Monster Plantspage 2 / 3
"I can come," Ruth said.
"Me, too," Katie told her.
Judy got up early the next morning. She took her basket -- a gift from her mother -- and went out to the wonderful garden by the bird feeder. She picked carrots and lettuce and beans, choosing the most perfect samples she could find. By lunch time, she'd made carrot sticks, and a salad. Her mom had helped her cook the beans, and Judy had put out small dishes of creamy dip for the carrots and bottles of three different dressings for the lettuce.
"Wow," Ruth said. "This looks great."
"Thanks." Judy sat down at the table with her friends. She felt that she had passed a test. She was one of them now.
"This is a lot nicer than when creepy little Billy Mumpswagon lived here," Ruth said.
"A boy lived here before me?" Judy asked.
Katie nodded. "Yeah. He was weird. Had all kinds of pets. He had tons of fish. And you know what?"
"What?" Judy asked.
Ruth's face broke into a look of disgust. "When the fish died, he didn't flush them. He always buried them out back. Can you imagine that? He had this whole section dug up. It was filled with fish and hamsters and birds. Snakes and lizards, too. The kid was really weird. He had little tombstones all over the place. His mom made him take them down before they sold the house."

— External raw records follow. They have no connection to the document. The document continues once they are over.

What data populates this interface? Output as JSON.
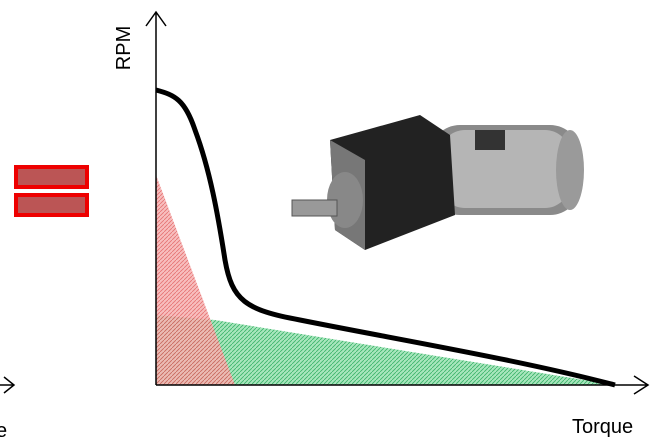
{
  "labels": {
    "y_axis": "RPM",
    "x_axis": "Torque",
    "left_fragment": "e"
  }
}
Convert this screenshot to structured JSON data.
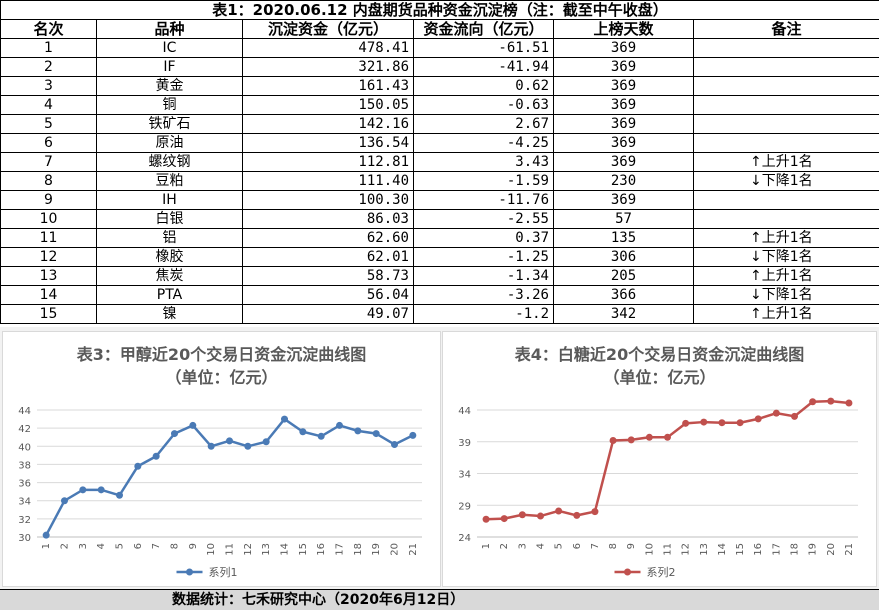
{
  "table": {
    "title": "表1：2020.06.12 内盘期货品种资金沉淀榜（注：截至中午收盘）",
    "headers": [
      "名次",
      "品种",
      "沉淀资金（亿元）",
      "资金流向（亿元）",
      "上榜天数",
      "备注"
    ],
    "rows": [
      {
        "rank": "1",
        "name": "IC",
        "fund": "478.41",
        "flow": "-61.51",
        "days": "369",
        "note": ""
      },
      {
        "rank": "2",
        "name": "IF",
        "fund": "321.86",
        "flow": "-41.94",
        "days": "369",
        "note": ""
      },
      {
        "rank": "3",
        "name": "黄金",
        "fund": "161.43",
        "flow": "0.62",
        "days": "369",
        "note": ""
      },
      {
        "rank": "4",
        "name": "铜",
        "fund": "150.05",
        "flow": "-0.63",
        "days": "369",
        "note": ""
      },
      {
        "rank": "5",
        "name": "铁矿石",
        "fund": "142.16",
        "flow": "2.67",
        "days": "369",
        "note": ""
      },
      {
        "rank": "6",
        "name": "原油",
        "fund": "136.54",
        "flow": "-4.25",
        "days": "369",
        "note": ""
      },
      {
        "rank": "7",
        "name": "螺纹钢",
        "fund": "112.81",
        "flow": "3.43",
        "days": "369",
        "note": "上升1名",
        "dir": "up"
      },
      {
        "rank": "8",
        "name": "豆粕",
        "fund": "111.40",
        "flow": "-1.59",
        "days": "230",
        "note": "下降1名",
        "dir": "down"
      },
      {
        "rank": "9",
        "name": "IH",
        "fund": "100.30",
        "flow": "-11.76",
        "days": "369",
        "note": ""
      },
      {
        "rank": "10",
        "name": "白银",
        "fund": "86.03",
        "flow": "-2.55",
        "days": "57",
        "note": ""
      },
      {
        "rank": "11",
        "name": "铝",
        "fund": "62.60",
        "flow": "0.37",
        "days": "135",
        "note": "上升1名",
        "dir": "up"
      },
      {
        "rank": "12",
        "name": "橡胶",
        "fund": "62.01",
        "flow": "-1.25",
        "days": "306",
        "note": "下降1名",
        "dir": "down"
      },
      {
        "rank": "13",
        "name": "焦炭",
        "fund": "58.73",
        "flow": "-1.34",
        "days": "205",
        "note": "上升1名",
        "dir": "up"
      },
      {
        "rank": "14",
        "name": "PTA",
        "fund": "56.04",
        "flow": "-3.26",
        "days": "366",
        "note": "下降1名",
        "dir": "down"
      },
      {
        "rank": "15",
        "name": "镍",
        "fund": "49.07",
        "flow": "-1.2",
        "days": "342",
        "note": "上升1名",
        "dir": "up"
      }
    ]
  },
  "chart_data": [
    {
      "type": "line",
      "title": "表3：甲醇近20个交易日资金沉淀曲线图",
      "subtitle": "（单位：亿元）",
      "x": [
        "1",
        "2",
        "3",
        "4",
        "5",
        "6",
        "7",
        "8",
        "9",
        "10",
        "11",
        "12",
        "13",
        "14",
        "15",
        "16",
        "17",
        "18",
        "19",
        "20",
        "21"
      ],
      "series": [
        {
          "name": "系列1",
          "values": [
            30.2,
            34.0,
            35.2,
            35.2,
            34.6,
            37.8,
            38.9,
            41.4,
            42.3,
            40.0,
            40.6,
            40.0,
            40.5,
            43.0,
            41.6,
            41.1,
            42.3,
            41.7,
            41.4,
            40.2,
            41.2
          ]
        }
      ],
      "ylim": [
        30,
        44
      ],
      "yticks": [
        30,
        32,
        34,
        36,
        38,
        40,
        42,
        44
      ],
      "color": "#4a7ab5",
      "legend": "bottom",
      "grid": true
    },
    {
      "type": "line",
      "title": "表4：白糖近20个交易日资金沉淀曲线图",
      "subtitle": "（单位：亿元）",
      "x": [
        "1",
        "2",
        "3",
        "4",
        "5",
        "6",
        "7",
        "8",
        "9",
        "10",
        "11",
        "12",
        "13",
        "14",
        "15",
        "16",
        "17",
        "18",
        "19",
        "20",
        "21"
      ],
      "series": [
        {
          "name": "系列2",
          "values": [
            26.8,
            26.9,
            27.5,
            27.3,
            28.1,
            27.4,
            28.0,
            39.2,
            39.3,
            39.7,
            39.7,
            41.9,
            42.1,
            42.0,
            42.0,
            42.6,
            43.5,
            43.0,
            45.3,
            45.4,
            45.1
          ]
        }
      ],
      "ylim": [
        24,
        44
      ],
      "yticks": [
        24,
        29,
        34,
        39,
        44
      ],
      "color": "#c0504d",
      "legend": "bottom",
      "grid": true
    }
  ],
  "footer": "数据统计：七禾研究中心（2020年6月12日）"
}
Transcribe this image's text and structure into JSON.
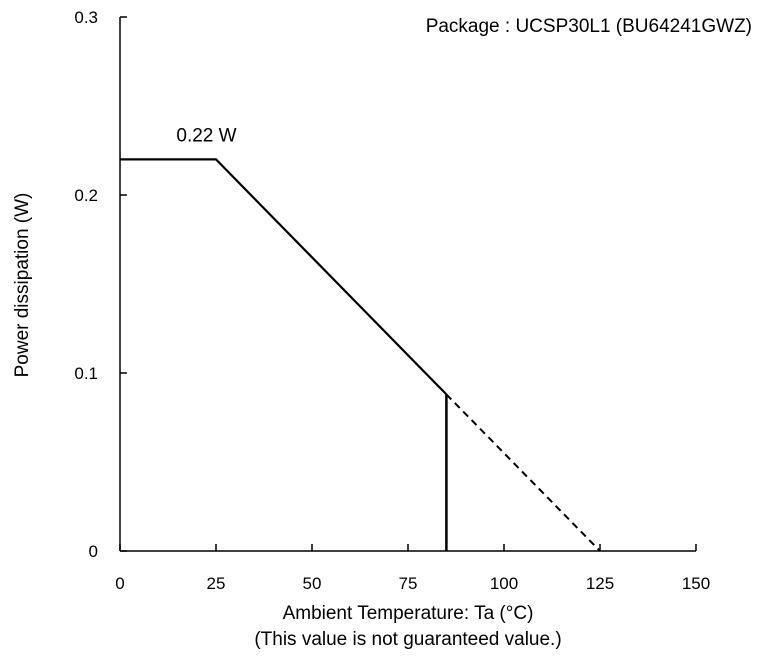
{
  "chart_data": {
    "type": "line",
    "title": "",
    "package_label": "Package : UCSP30L1 (BU64241GWZ)",
    "xlabel": "Ambient Temperature: Ta (°C)",
    "xlabel_note": "(This value is not guaranteed value.)",
    "ylabel": "Power dissipation (W)",
    "xlim": [
      0,
      150
    ],
    "ylim": [
      0,
      0.3
    ],
    "x_ticks": [
      0,
      25,
      50,
      75,
      100,
      125,
      150
    ],
    "x_tick_labels": [
      "0",
      "25",
      "50",
      "75",
      "100",
      "125",
      "150"
    ],
    "y_ticks": [
      0,
      0.1,
      0.2,
      0.3
    ],
    "y_tick_labels": [
      "0",
      "0.1",
      "0.2",
      "0.3"
    ],
    "grid": false,
    "series": [
      {
        "line_style": "solid",
        "x": [
          0,
          25,
          85
        ],
        "y": [
          0.22,
          0.22,
          0.088
        ]
      },
      {
        "line_style": "dashed",
        "x": [
          85,
          125
        ],
        "y": [
          0.088,
          0
        ]
      }
    ],
    "vertical_lines": [
      {
        "x": 85,
        "y_from": 0,
        "y_to": 0.088
      }
    ],
    "annotations": [
      {
        "text": "0.22 W",
        "x": 10,
        "y": 0.22
      }
    ],
    "line_color": "#000000"
  }
}
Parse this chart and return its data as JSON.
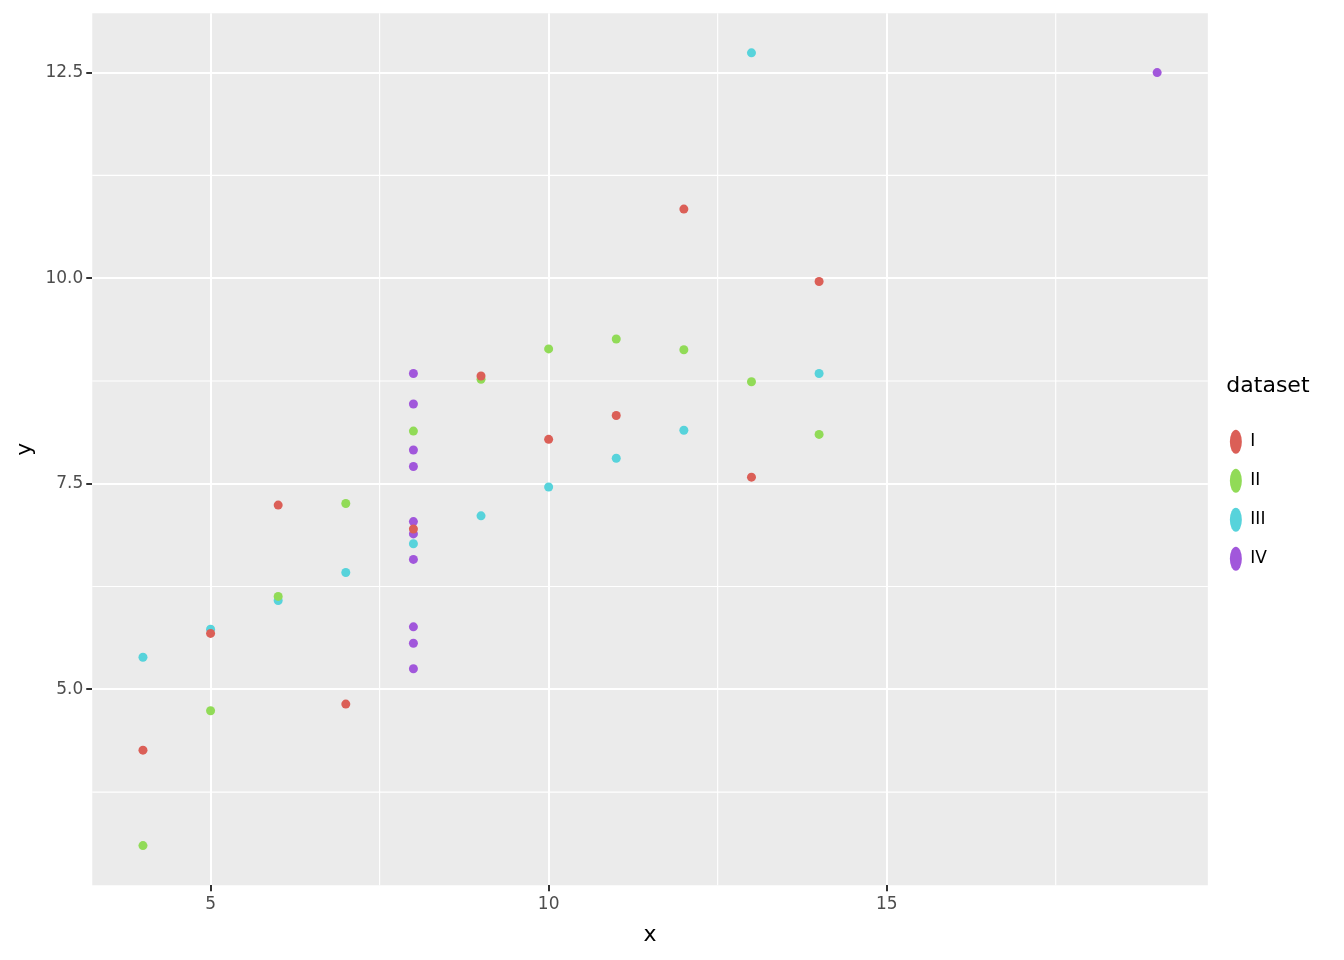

Judy paused, her fork just a tenth of an inch from impaling a piece of lettuce, and thought about the smooth, white rocks she'd cleared from the garden. "Out back?"
"Yeah, out in the corner. I think there's a bird feeder or something there." Katie picked up a carrot stick. It seemed to wriggle slightly in her hand.
Judy looked at the lettuce. It rippled at the edges, fluttering like the fins of a tropical fish.
Crunch...
She looked up and saw Katie chewing on the carrot stick. "Wow -- this is really juicy," Katie said after she'd finished chewing.